GODZILLA VS. THE SMOG MONSTER: Greatest Godzilla Movie Ever!
One in the eyes of God is a majority.
- Anonymous religious fanatic
I blogged the other day about a YouTube clip of the "Save the Earth" song from my favorite Godzilla film of all-time, Yoshimitsu Banno's formula-breaking 1971 masterpiece Gojira tai Hedorah (Godzilla Vs. The Smog Monster). I love this film because it is unlike any other in the Godzilla canon. It has a European feel that is almost what I would call "artsy." It had hot young Japanese babes gyrating to psychedelic music in discos, hallucinatory scenes of people's faces tranforming into fish heads, Godzilla fire-propelling himself backwards (for the first time ever!). And, more importantly, it featured a little Japanese kid (Hiroyushi Kawase, who previously appeared in Gozilla Vs. Megallon) going "Bang! That's wild!" after his scientist father explained nuclear fission - a video clip that I never tired of using ad infinitum on my old public access show Atomic TV. I love this movie so much that I have at least 5 versions of it, including a Spanish-only dub because I wanted to hear what "Bang! That's wild!" soundly like en Espanol.

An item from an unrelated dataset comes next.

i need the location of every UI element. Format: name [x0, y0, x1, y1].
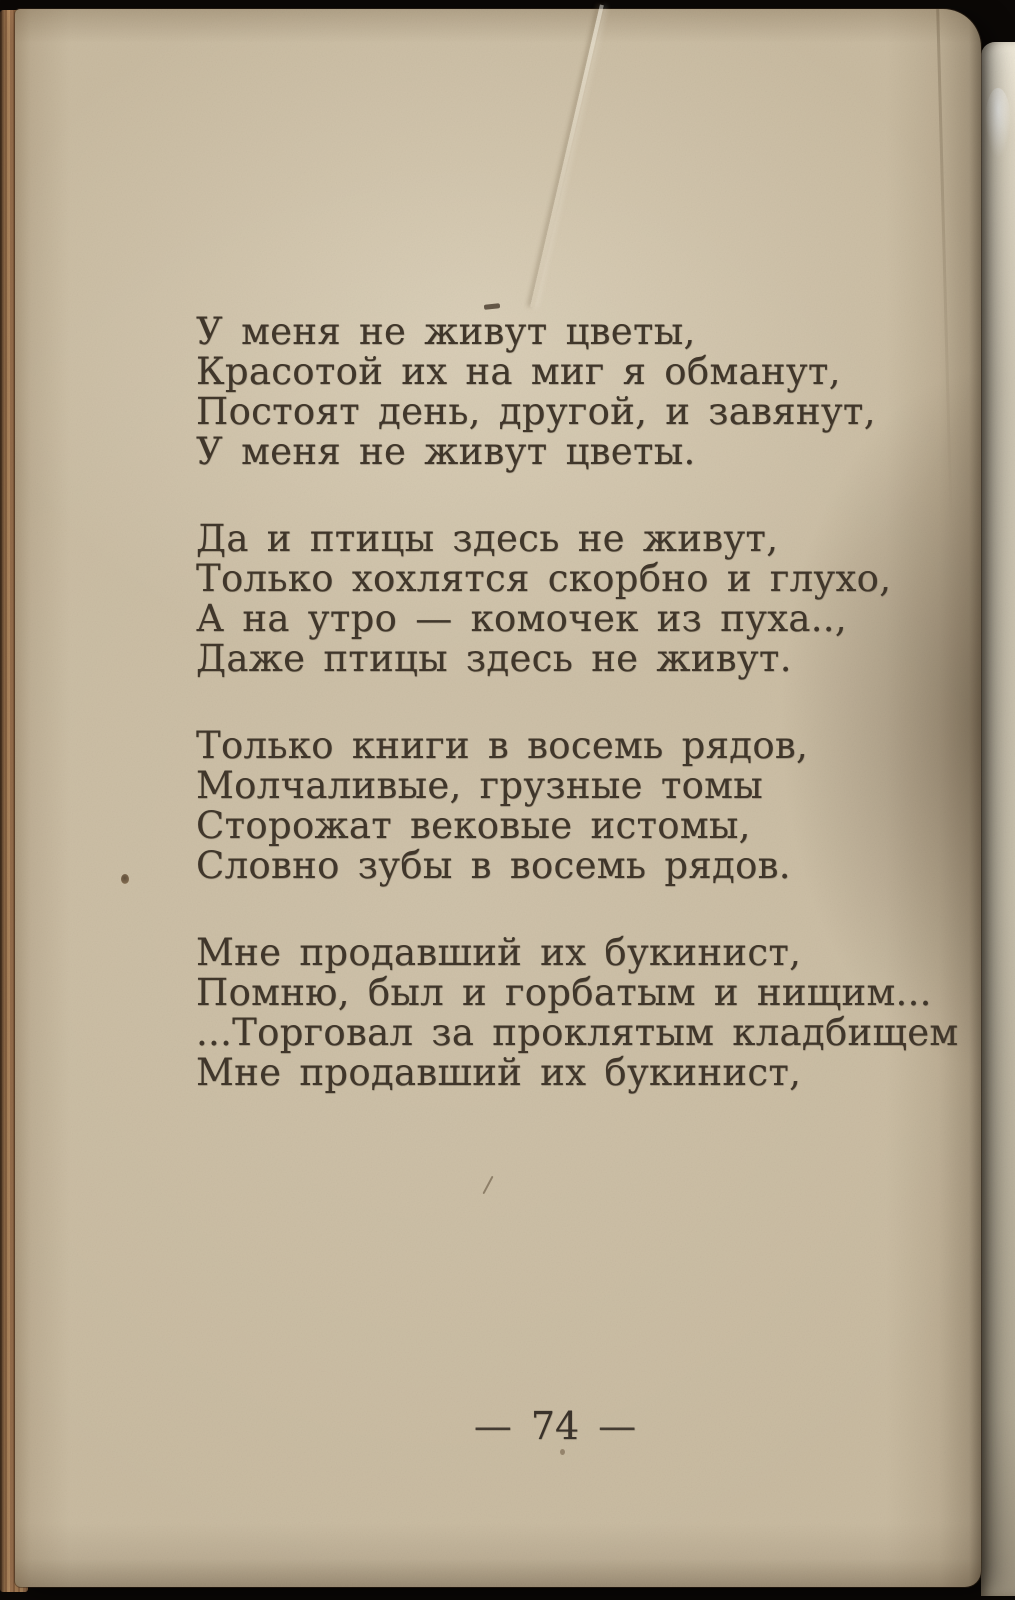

Little Hiro says "Bang! That's wild!"
An Inconvenient Truth: Smog Monster Rules
But that clearly disturbs some Godzilla purists. And there is no G-fan purer than John David Cawley, erstwhile rock star with Garage Sale, Berserk, the Nu-Beats, Order Now!, The Lumpies and (much to his shame) The Young Prufrock Alliance (who - besides everyone - can forget their magnum opus "I'm In a Study Group"?).
In fact, my affection for this film irked Big Dave Cawley (Founder, Godzilla Purists Preservation Society) so much that he left this message on my answering machine last night.

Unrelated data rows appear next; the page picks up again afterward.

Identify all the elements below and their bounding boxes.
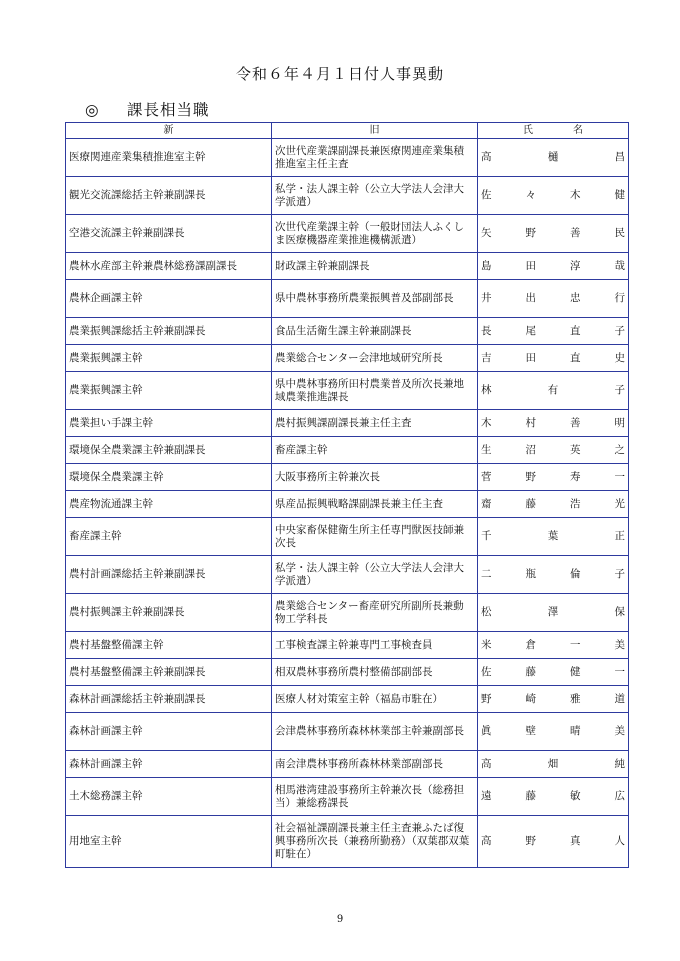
person-name: 齋 藤 浩 光 [481,497,625,510]
new-position-cell: 農村振興課主幹兼副課長 [66,594,272,632]
old-position-cell: 農業総合センター会津地域研究所長 [272,345,478,372]
old-position-cell: 食品生活衛生課主幹兼副課長 [272,318,478,345]
new-position-cell: 観光交流課総括主幹兼副課長 [66,177,272,215]
person-name: 野 崎 雅 道 [481,692,625,705]
person-name: 高 野 真 人 [481,835,625,847]
new-position-cell: 農村基盤整備課主幹 [66,632,272,659]
old-position-cell: 畜産課主幹 [272,437,478,464]
person-name: 菅 野 寿 一 [481,470,625,483]
new-position-cell: 農業振興課主幹 [66,372,272,410]
new-position-cell: 土木総務課主幹 [66,778,272,816]
person-name-cell [478,372,629,410]
table-row [66,816,629,868]
table-row [66,372,629,410]
person-name-cell [478,410,629,437]
person-name-cell [478,594,629,632]
header-new [66,123,272,139]
table-row [66,464,629,491]
person-name-cell [478,659,629,686]
header-old [272,123,478,139]
table-row [66,410,629,437]
person-name-cell [478,139,629,177]
person-name: 木 村 善 明 [481,416,625,429]
person-name: 矢 野 善 民 [481,227,625,239]
person-name-cell [478,713,629,751]
person-name: 松 澤 保 [481,606,625,618]
person-name: 遠 藤 敏 広 [481,790,625,802]
table-row [66,177,629,215]
table-row [66,518,629,556]
new-position-cell: 森林計画課主幹 [66,713,272,751]
person-name-cell [478,686,629,713]
table-row [66,632,629,659]
person-name: 林 有 子 [481,384,625,396]
old-position-cell: 次世代産業課副課長兼医療関連産業集積推進室主任主査 [272,139,478,177]
table-row [66,318,629,345]
new-position-cell: 畜産課主幹 [66,518,272,556]
table-row [66,556,629,594]
page-title: 令和６年４月１日付人事異動 [235,65,444,83]
person-name: 眞 壁 晴 美 [481,725,625,737]
old-position-cell: 中央家畜保健衛生所主任専門獣医技師兼次長 [272,518,478,556]
personnel-table [65,122,629,868]
new-position-cell: 環境保全農業課主幹 [66,464,272,491]
person-name-cell [478,345,629,372]
person-name-cell [478,778,629,816]
table-row [66,253,629,280]
new-position-cell: 農業振興課総括主幹兼副課長 [66,318,272,345]
table-row [66,345,629,372]
old-position-cell: 県中農林事務所田村農業普及所次長兼地域農業推進課長 [272,372,478,410]
new-position-cell: 農村計画課総括主幹兼副課長 [66,556,272,594]
new-position-cell: 医療関連産業集積推進室主幹 [66,139,272,177]
new-position-cell: 環境保全農業課主幹兼副課長 [66,437,272,464]
old-position-cell: 南会津農林事務所森林林業部副部長 [272,751,478,778]
table-body [66,139,629,868]
new-position-cell: 農村基盤整備課主幹兼副課長 [66,659,272,686]
table-row [66,659,629,686]
table-row [66,491,629,518]
new-position-cell: 森林計画課主幹 [66,751,272,778]
old-position-cell: 私学・法人課主幹（公立大学法人会津大学派遣） [272,556,478,594]
person-name-cell [478,751,629,778]
person-name: 高 樋 昌 [481,151,625,163]
table-row [66,280,629,318]
double-circle-icon: ◎ [85,101,99,119]
person-name-cell [478,177,629,215]
person-name: 高 畑 純 [481,757,625,770]
person-name: 二 瓶 倫 子 [481,568,625,580]
old-position-cell: 大阪事務所主幹兼次長 [272,464,478,491]
person-name-cell [478,464,629,491]
person-name: 生 沼 英 之 [481,443,625,456]
old-position-cell: 会津農林事務所森林林業部主幹兼副部長 [272,713,478,751]
table-row [66,139,629,177]
old-position-cell: 県産品振興戦略課副課長兼主任主査 [272,491,478,518]
person-name: 吉 田 直 史 [481,351,625,364]
person-name-cell [478,215,629,253]
person-name-cell [478,491,629,518]
new-position-cell: 空港交流課主幹兼副課長 [66,215,272,253]
table-row [66,751,629,778]
new-position-cell: 用地室主幹 [66,816,272,868]
new-position-cell: 農業担い手課主幹 [66,410,272,437]
person-name: 佐 々 木 健 [481,189,625,201]
table-row [66,713,629,751]
old-position-cell: 農村振興課副課長兼主任主査 [272,410,478,437]
table-row [66,437,629,464]
old-position-cell: 次世代産業課主幹（一般財団法人ふくしま医療機器産業推進機構派遣） [272,215,478,253]
old-position-cell: 相馬港湾建設事務所主幹兼次長（総務担当）兼総務課長 [272,778,478,816]
section-heading [85,98,210,120]
table-header-row [66,123,629,139]
page-number: 9 [336,914,344,925]
person-name-cell [478,556,629,594]
table-row [66,594,629,632]
person-name-cell [478,253,629,280]
person-name: 佐 藤 健 一 [481,665,625,678]
new-position-cell: 農林企画課主幹 [66,280,272,318]
section-label: 課長相当職 [127,101,210,119]
header-new-label: 新 [163,125,174,136]
new-position-cell: 農林水産部主幹兼農林総務課副課長 [66,253,272,280]
table-row [66,215,629,253]
old-position-cell: 農業総合センター畜産研究所副所長兼動物工学科長 [272,594,478,632]
header-old-label: 旧 [369,125,380,136]
person-name: 島 田 淳 哉 [481,259,625,272]
old-position-cell: 相双農林事務所農村整備部副部長 [272,659,478,686]
old-position-cell: 医療人材対策室主幹（福島市駐在） [272,686,478,713]
person-name-cell [478,318,629,345]
table-row [66,778,629,816]
old-position-cell: 社会福祉課副課長兼主任主査兼ふたば復興事務所次長（兼務所勤務）（双葉郡双葉町駐在） [272,816,478,868]
person-name: 井 出 忠 行 [481,292,625,304]
new-position-cell: 農業振興課主幹 [66,345,272,372]
table-row [66,686,629,713]
person-name-cell [478,632,629,659]
header-name [478,123,629,139]
person-name-cell [478,280,629,318]
person-name-cell [478,518,629,556]
person-name: 千 葉 正 [481,530,625,542]
person-name: 米 倉 一 美 [481,638,625,651]
person-name-cell [478,816,629,868]
header-name-label: 氏 名 [523,125,583,136]
old-position-cell: 私学・法人課主幹（公立大学法人会津大学派遣） [272,177,478,215]
old-position-cell: 財政課主幹兼副課長 [272,253,478,280]
new-position-cell: 森林計画課総括主幹兼副課長 [66,686,272,713]
old-position-cell: 県中農林事務所農業振興普及部副部長 [272,280,478,318]
person-name: 長 尾 直 子 [481,324,625,337]
new-position-cell: 農産物流通課主幹 [66,491,272,518]
person-name-cell [478,437,629,464]
old-position-cell: 工事検査課主幹兼専門工事検査員 [272,632,478,659]
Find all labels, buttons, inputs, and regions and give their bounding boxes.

"Hey I was reading your blog today and, I'm sorry, but you walk in darkness! Godzilla Vs. the Smog Monster is, like, the worst one! What's wrong with you? Get with the program! Almost every other Godzilla film is better than that one. I mean, the only one that possibly comes close is Godzilla's Revenge, but, c'mon. Ugh. Smog Monster is so lame!

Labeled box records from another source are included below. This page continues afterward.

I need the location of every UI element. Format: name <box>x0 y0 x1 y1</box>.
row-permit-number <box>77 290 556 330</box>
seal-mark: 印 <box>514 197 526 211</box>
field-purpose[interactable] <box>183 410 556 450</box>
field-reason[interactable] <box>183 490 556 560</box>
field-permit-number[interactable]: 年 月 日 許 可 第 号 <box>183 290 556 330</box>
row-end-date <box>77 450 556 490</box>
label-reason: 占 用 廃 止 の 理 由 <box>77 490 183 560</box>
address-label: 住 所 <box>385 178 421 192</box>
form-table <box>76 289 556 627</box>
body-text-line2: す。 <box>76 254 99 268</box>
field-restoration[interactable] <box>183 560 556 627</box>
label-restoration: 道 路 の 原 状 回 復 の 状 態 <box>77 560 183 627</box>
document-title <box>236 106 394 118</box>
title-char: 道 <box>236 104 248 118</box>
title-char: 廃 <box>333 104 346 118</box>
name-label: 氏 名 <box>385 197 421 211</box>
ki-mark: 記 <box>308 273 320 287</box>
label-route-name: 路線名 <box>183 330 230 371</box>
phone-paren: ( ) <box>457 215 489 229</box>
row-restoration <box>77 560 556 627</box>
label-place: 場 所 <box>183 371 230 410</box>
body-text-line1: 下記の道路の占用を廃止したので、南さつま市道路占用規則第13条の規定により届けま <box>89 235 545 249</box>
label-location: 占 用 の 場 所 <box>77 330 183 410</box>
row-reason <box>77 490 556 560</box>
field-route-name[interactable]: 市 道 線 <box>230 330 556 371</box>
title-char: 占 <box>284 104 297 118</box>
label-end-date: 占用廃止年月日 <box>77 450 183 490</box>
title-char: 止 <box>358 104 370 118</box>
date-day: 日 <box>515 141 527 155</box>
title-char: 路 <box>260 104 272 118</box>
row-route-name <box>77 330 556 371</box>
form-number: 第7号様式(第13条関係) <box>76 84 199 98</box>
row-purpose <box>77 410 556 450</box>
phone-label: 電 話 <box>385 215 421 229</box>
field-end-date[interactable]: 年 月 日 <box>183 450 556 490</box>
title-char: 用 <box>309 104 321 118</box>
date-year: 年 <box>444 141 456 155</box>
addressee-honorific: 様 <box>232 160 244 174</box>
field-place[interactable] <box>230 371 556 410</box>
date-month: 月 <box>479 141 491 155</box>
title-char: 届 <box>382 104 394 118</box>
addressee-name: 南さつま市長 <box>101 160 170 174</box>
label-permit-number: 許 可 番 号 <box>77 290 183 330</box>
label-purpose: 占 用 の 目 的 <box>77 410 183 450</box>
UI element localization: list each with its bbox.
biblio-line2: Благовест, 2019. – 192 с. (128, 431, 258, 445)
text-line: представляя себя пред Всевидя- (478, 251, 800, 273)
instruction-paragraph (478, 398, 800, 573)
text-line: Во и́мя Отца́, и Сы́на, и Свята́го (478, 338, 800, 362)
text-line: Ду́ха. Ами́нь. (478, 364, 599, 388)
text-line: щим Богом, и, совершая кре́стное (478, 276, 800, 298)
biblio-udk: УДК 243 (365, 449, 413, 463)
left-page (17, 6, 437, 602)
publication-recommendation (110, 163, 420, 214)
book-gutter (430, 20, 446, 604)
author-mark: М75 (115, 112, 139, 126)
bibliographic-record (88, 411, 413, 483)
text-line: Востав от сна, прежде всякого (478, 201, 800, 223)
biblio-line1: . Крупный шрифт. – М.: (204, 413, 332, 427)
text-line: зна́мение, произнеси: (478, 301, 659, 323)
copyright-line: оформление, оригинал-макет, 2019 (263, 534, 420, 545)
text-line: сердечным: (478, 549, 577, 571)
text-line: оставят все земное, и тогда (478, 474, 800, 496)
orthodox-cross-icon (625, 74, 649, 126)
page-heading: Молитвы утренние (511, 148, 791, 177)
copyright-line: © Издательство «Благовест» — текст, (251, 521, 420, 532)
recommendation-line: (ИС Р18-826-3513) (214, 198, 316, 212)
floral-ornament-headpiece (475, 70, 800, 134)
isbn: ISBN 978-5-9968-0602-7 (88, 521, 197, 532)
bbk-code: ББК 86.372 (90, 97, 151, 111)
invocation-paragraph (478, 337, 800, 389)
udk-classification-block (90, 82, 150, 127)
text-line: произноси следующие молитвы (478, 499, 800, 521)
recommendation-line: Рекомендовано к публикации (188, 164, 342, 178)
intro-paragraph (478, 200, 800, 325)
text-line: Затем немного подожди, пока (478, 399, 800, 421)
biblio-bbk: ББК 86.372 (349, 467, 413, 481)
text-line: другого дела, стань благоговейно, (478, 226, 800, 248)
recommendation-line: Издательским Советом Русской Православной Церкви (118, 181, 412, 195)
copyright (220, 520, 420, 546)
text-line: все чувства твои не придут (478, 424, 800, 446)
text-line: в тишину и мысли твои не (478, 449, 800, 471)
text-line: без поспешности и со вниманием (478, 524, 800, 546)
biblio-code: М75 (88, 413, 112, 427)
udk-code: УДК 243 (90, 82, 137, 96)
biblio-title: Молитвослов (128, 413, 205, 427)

And I'll have you know that Toho's head Ishiro Honda told the director of Smog Monster, Yoshimitsu Banno, that he would NEVER direct another Godzilla film for him!
You're the only one I know who likes that one. C'mon man, THESE THINGS ARE IMPORTANT! You have to stop! You can't champion that film! They're so many other worthy contenders!"
I obviously struck a nerve. There are just certain lines you don't cross with Dave. Like The Clash. Cilantro. Frank Zappa. And Michael Bolton. The untouchables. Like the Israelis when it comes to talking to terrorists, these are non-negotiable subjects.
After posting this blog, I ran across an album cover that probably best explains Dave Cawley's Hedorah loathing. It's Frank Zappa's Sleep Dirt (aka Hot Rats III), and it features a creature looking very much like Hedorah on the cover. An unholy union?